Pietersen tried his best to satisfy us. After an otherwise miserable IPL season, the England discard was just about beginning to find some form towards the end, with a couple of back-to-back forties to his name going into Sunday's game.

After Delhi were asked to bat by Punjab in the fourth over of the innings, KP provided the first sign that something special was in the offing. Fast bowler Parvinder Awana delivered a slower leg cutter, but Pietersen spotted it early and thwacked it over the bowler's head for four.

Everything about the shot oozed the class that had been associated with Pietersen throughout his decade-long international career, which brought him over 13,000 runs across all formats.
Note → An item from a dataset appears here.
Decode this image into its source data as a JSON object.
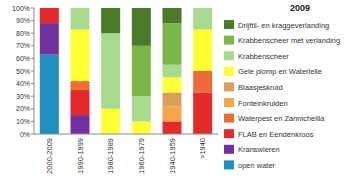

Pietersen came forward, transferring his weight onto the front foot like clockwork and elegantly gave the ball a lift, using the full face of the bat.

In the very next over, Pietersen came face-to-face with Mitchell Johnson, the bowler who had almost single-handedly destroyed England in the Ashes. While both players had been their respective teams' best performers during that series, it was ironic how their careers took such different paths following it.

Pietersen, not one to dwell on the past, greeted his former contemporary with two of the most sublime and artistic cover drives you would ever see coming from his blade: the first on the front foot and the second one leaning slightly on the back foot followed by an aesthetically dismissive swish of the willow.

But for all his artistry, Pietersen's innings was not the picture perfect time at the crease that you would have hoped for. He could have easily been dismissed twice off the inside edge, but he got two boundaries instead.

In the very first over of the innings, he almost ran his partner Mayank Agarwal out, before eventually succeeding in doing so with Manoj Tiwary.

It wasn't a perfect innings, but that wouldn't have mattered, would it? What mattered was how far he went. Once he crossed his first half-century of the season, just as us journalists had begun to cook up catchy headlines bordering on the melodramatic—with a complete disregard to the result of the match—he was given out LBW in what was a slightly dubious umpiring call.

Pietersen's last innings in IPL 7 read 58 off 41 balls, including nine boundaries. He had tried his best to give us the fairy-tale comeback, but he had been undone by an arguably contentious umpiring call and the shockingly poor form of the rest of his teammates. Apart from him, not a single Delhi player managed to score more than 13 runs.

Did Pietersen play well? He sure did. He scored his first 50 in the IPL after 12 innings. But could you classify it as a comeback? Perhaps not. Because, at the end of the day, no matter how much you try and oversee it, the result of the match and the way the team is performing matters when making such calls.

The fact is that the Daredevils went on to record their ninth straight defeat of the season, and Pietersen was unable to inspire his team to lift itself off the bottom of the table.

He had left it too late. The comeback and all the accompanying melodramatic headlines will have to wait another year.